Yesterday, at 3 P.M., the members of the Omaha Sportsman's Club gathered at McAusland's gun store to count their game. The first glance at the scene showed that the hunt had been successful. There were geese, ducks of various kinds, and other sorts of game scattered about the floor of the basement room or ranged in groups on the long tables. Indeed, the appearances would indicate that whichever aside might prove victorious in the contest, both wings of the club had proved themselves capital sportsmen.
The club had been divided, as was previously announced in this paper, into two companies, commanded respectively by Captains George T. Mills and H.A. Homan. They were to hunt where they liked, in any locations which might suit them, during Wednesday, and only game killed on that day was to count.
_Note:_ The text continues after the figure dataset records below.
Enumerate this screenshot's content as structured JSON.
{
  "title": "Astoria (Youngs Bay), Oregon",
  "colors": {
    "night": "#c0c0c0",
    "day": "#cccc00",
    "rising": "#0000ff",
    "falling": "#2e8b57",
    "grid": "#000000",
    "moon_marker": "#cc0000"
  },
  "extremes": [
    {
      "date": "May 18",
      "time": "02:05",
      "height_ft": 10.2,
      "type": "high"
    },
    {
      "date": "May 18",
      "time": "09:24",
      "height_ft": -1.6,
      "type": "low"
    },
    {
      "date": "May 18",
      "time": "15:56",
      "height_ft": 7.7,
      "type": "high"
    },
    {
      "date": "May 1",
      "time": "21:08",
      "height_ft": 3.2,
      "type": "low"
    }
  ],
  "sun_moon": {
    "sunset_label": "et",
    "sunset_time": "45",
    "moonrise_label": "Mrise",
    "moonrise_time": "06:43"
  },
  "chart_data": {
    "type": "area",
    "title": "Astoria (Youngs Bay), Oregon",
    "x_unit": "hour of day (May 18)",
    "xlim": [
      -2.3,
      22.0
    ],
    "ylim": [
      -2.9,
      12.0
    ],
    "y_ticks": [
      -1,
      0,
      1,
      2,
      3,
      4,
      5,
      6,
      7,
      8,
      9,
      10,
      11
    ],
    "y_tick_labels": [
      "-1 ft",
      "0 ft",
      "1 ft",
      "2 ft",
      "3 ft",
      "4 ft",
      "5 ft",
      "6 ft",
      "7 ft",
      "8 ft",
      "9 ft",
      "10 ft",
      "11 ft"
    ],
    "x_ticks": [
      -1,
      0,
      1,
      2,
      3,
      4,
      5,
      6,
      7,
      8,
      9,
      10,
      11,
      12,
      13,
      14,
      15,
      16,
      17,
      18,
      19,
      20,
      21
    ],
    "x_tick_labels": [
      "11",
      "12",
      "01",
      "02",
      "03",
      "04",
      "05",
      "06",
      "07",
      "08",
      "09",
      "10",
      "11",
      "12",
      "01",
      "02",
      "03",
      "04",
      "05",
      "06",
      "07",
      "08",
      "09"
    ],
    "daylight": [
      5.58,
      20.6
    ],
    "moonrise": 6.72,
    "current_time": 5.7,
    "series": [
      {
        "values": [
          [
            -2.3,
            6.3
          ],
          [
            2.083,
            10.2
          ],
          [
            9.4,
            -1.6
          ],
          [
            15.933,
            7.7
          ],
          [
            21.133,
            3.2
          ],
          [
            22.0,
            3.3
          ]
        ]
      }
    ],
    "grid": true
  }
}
It will be seen that from pressing business engagements, a good many members of the club did not go to the hunt at all. It is one of the rules of the club, that when any one does not go, the game killed by his immediate opponent in the other wing of the club shall not be counted. The following is the actual count of game brought in by the party of Captain Henry A. Homan, who, it will be seen, were victors:
The following is the count of Captain Geo. T. Mills' party:
By applying the rule above mentioned-that of excluding the game of any man whose opponent does not hunt-the count is changed so as to read as follows: Captain Homan's party, 423; Captain Mills' party, 332.
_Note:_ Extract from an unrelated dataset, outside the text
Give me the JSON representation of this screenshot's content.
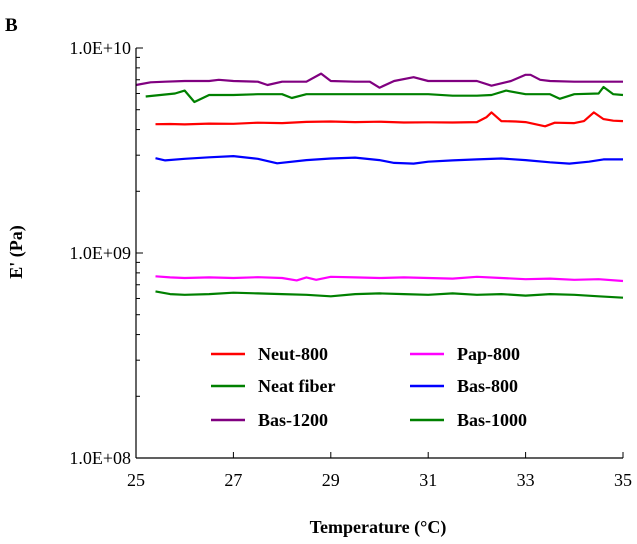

It will be seen that Captain Homan and his party are still victors, and, by the rules of the contest, they are to be treated this (Friday) night to a game supper, at the expense of the vanquished.
We interviewed the whole party as to the incidents of the hunt, and, we confess, with not very satisfactory results. They were willing, each and all, to tell where they had been, and the number of game killed, and that was about all. Of the moving accidents by flood and field; of the arts employed to trap the wary game, and the thousand little way-marks of the chase, we are left in nearly absolute darkness. Probably this is due to the fact that men of action are, Ceasar and Napoleon excepted, seldom chroniclers of events.
Dr. Gardner and Mr. P.H. Kean hunted in the Platte valley-the lower Platte-between the Elkhorn and the village of La Platte. They went out on Tuesday evening, and struck in early Wednesday morning at Smith's Lake, and hunted down to the "cut-off." They found but little game, and the weather so hot that when the birds raised they would immediately fly off to another lake.
Messrs. J.J.L.C. Jewett and Horace C. Newman hunted on Dyer's Lake, and on the Elkhorn. The count of 52 (which was for geese) ought to be divided between these two. In the count it is given to Jewett, but they hunted together, and don't know which shot the most.
Capt. Homan, who brought in the surprising string of 113 geese, hunted alone on the Santee lakes, which are near his farm, on the lower Platte. Withnell Brothers were below him, three miles. They found the game plentiful but wild and high.
Messrs. B.E.B. Kennedy, H.B. Sackett and Dr. Peabody hunted at Bartlett, about thirty miles south of this city, on the St. Joe road. They say they found game scarce, but the count shows that they made a splendid success.
Messrs. E.B. Chandler and Albert Loveland hunted in Missouri Valley, near Loveland's Mills. There game was plentiful, but they had no dog, and lost a good many ducks in consequence.
Dr. McClellan and Dr. Pinney went north of Council Bluffs to Skeleton Lake. They found game plenty and succeeded well. Byron Reed went to Blackman's Lake, three miles further north, and brought in the handsome count of 67. Mr. Sutphen went to Childs' Mills, and Mr. Willis to Elkhorn.
It was much regretted that so many members of both companies found it inconvenient to attend this hunt. Judge Lake was detained by pressing legal engagements; Mr. Geo. T. Hoagland by business which he could not postpone, and Dr. Fichers broke his gun by stepping on it in a boat when he was starting, and at once went home.
We are indebted to B.E.B. Kennedy, Esq., President of the Club, for substantial evidence of his skill and success.